La décision italienne adopte une approche nettement plus restrictive. Elle considère que les formulations de type « sans fumée » sont susceptibles d’induire les consommateurs en erreur, car elles peuvent être interprétées comme des allégations de santé, même lorsqu’elles sont associées à des produits ne faisant pas appel à la combustion.

Un différend concernant la compréhension des consommateurs

L’autorité a également rejeté l’idée selon laquelle l’utilisation des termes « sans fumée » ou « sans fumée » puisse être justifiée au seul motif que des termes similaires figurent dans la réglementation.

Dans sa décision, elle a établi une distinction entre la classification technique et la publicité destinée aux consommateurs. Elle a précisé qu’une catégorie réglementaire utilisée par les experts ne peut pas être simplement transformée en slogan marketing destiné au grand public.

C’est là que réside la tension principale. Les autorités de régulation, telles que la FDA, reconnaissent de plus en plus que les produits à base de nicotine présentent des niveaux de risque variables. L’autorité italienne de la concurrence a désormais statué que, du moins dans le cadre de la commercialisation, les allégations fondées sur l’absence de fumée peuvent tout de même induire les consommateurs en erreur, à moins que les implications pour la santé ne soient prouvées et clairement expliquées.

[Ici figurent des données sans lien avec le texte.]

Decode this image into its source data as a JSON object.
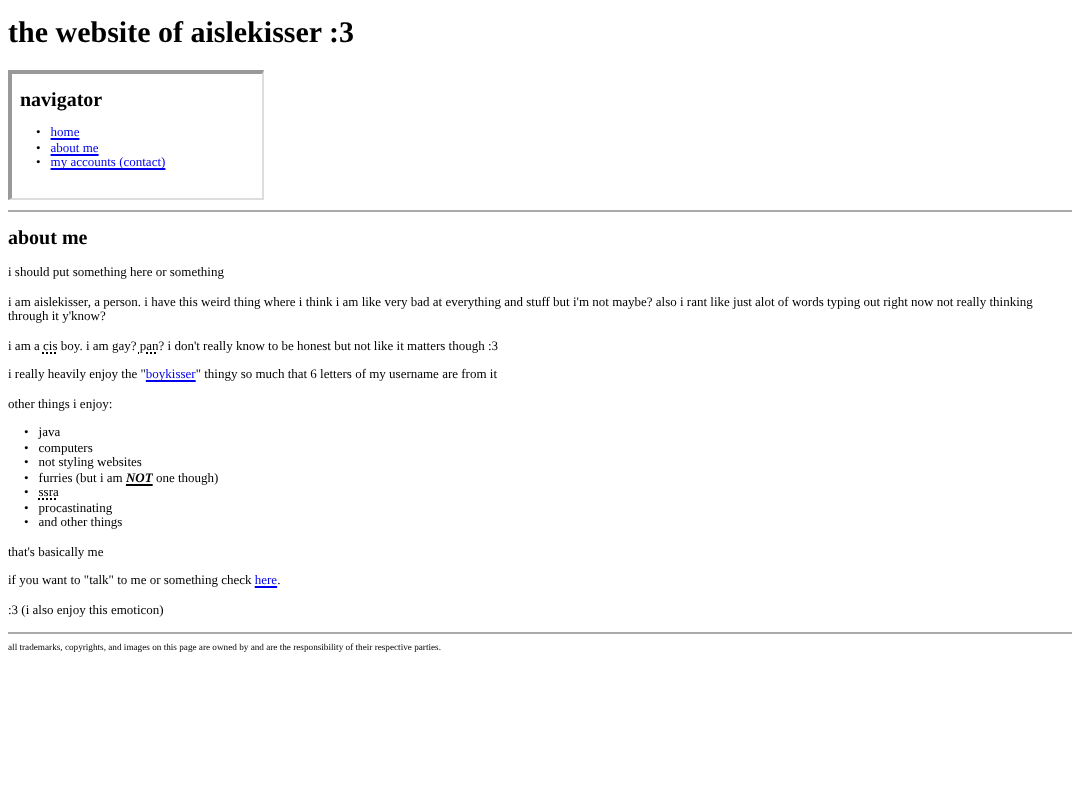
{
  "title": "the website of aislekisser :3",
  "navigator": {
    "heading": "navigator",
    "bullet": "•",
    "links": [
      "home",
      "about me",
      "my accounts (contact)"
    ]
  },
  "about": {
    "heading": "about me",
    "bullet": "•",
    "paragraphs": [
      [
        {
          "kind": "text",
          "text": "i should put something here or something"
        }
      ],
      [
        {
          "kind": "text",
          "text": "i am aislekisser, a person. i have this weird thing where i think i am like very bad at everything and stuff but i'm not maybe? also i rant like just alot of words typing out right now not really thinking through it y'know?"
        }
      ],
      [
        {
          "kind": "text",
          "text": "i am a "
        },
        {
          "kind": "abbr",
          "text": "cis"
        },
        {
          "kind": "text",
          "text": " boy. i am gay? "
        },
        {
          "kind": "abbr",
          "text": "pan"
        },
        {
          "kind": "text",
          "text": "? i don't really know to be honest but not like it matters though :3"
        }
      ],
      [
        {
          "kind": "text",
          "text": "i really heavily enjoy the \""
        },
        {
          "kind": "link",
          "text": "boykisser"
        },
        {
          "kind": "text",
          "text": "\" thingy so much that 6 letters of my username are from it"
        }
      ],
      [
        {
          "kind": "text",
          "text": "other things i enjoy:"
        }
      ]
    ],
    "enjoy": [
      [
        {
          "kind": "text",
          "text": "java"
        }
      ],
      [
        {
          "kind": "text",
          "text": "computers"
        }
      ],
      [
        {
          "kind": "text",
          "text": "not styling websites"
        }
      ],
      [
        {
          "kind": "text",
          "text": "furries (but i am "
        },
        {
          "kind": "strong",
          "text": "NOT"
        },
        {
          "kind": "text",
          "text": " one though)"
        }
      ],
      [
        {
          "kind": "abbr",
          "text": "ssra"
        }
      ],
      [
        {
          "kind": "text",
          "text": "procastinating"
        }
      ],
      [
        {
          "kind": "text",
          "text": "and other things"
        }
      ]
    ],
    "closing": [
      [
        {
          "kind": "text",
          "text": "that's basically me"
        }
      ],
      [
        {
          "kind": "text",
          "text": "if you want to \"talk\" to me or something check "
        },
        {
          "kind": "link",
          "text": "here"
        },
        {
          "kind": "text",
          "text": "."
        }
      ],
      [
        {
          "kind": "text",
          "text": ":3 (i also enjoy this emoticon)"
        }
      ]
    ]
  },
  "footer": "all trademarks, copyrights, and images on this page are owned by and are the responsibility of their respective parties."
}
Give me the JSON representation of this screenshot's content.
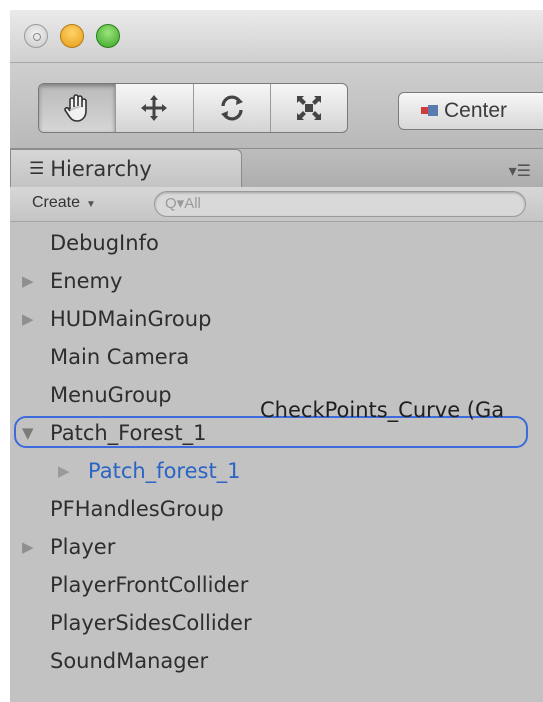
{
  "toolbar": {
    "tools": [
      "hand-icon",
      "move-icon",
      "rotate-icon",
      "scale-icon"
    ],
    "active_tool": "hand-icon",
    "center_label": "Center"
  },
  "panel": {
    "tab_label": "Hierarchy",
    "create_label": "Create",
    "search_placeholder": "Q▾All"
  },
  "hierarchy": [
    {
      "name": "DebugInfo",
      "expandable": false
    },
    {
      "name": "Enemy",
      "expandable": true
    },
    {
      "name": "HUDMainGroup",
      "expandable": true
    },
    {
      "name": "Main Camera",
      "expandable": false
    },
    {
      "name": "MenuGroup",
      "expandable": false
    },
    {
      "name": "Patch_Forest_1",
      "expandable": true,
      "expanded": true,
      "highlighted": true
    },
    {
      "name": "Patch_forest_1",
      "expandable": true,
      "child": true
    },
    {
      "name": "PFHandlesGroup",
      "expandable": false
    },
    {
      "name": "Player",
      "expandable": true
    },
    {
      "name": "PlayerFrontCollider",
      "expandable": false
    },
    {
      "name": "PlayerSidesCollider",
      "expandable": false
    },
    {
      "name": "SoundManager",
      "expandable": false
    }
  ],
  "drag_ghost_label": "CheckPoints_Curve (Ga",
  "colors": {
    "highlight_ring": "#3b6bdc",
    "child_text": "#2a64c5"
  }
}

Pour un secteur dont l’activité repose sur la volonté d’éloigner les fumeurs de la combustion, cette décision représente bien plus qu’une simple amende. Il s’agit d’une remise en cause directe de l’un des arguments clés utilisés pour décrire le passage de la cigarette aux produits nicotiniques à moindre risque.

Remarque : les citations sont traduites de l’italien.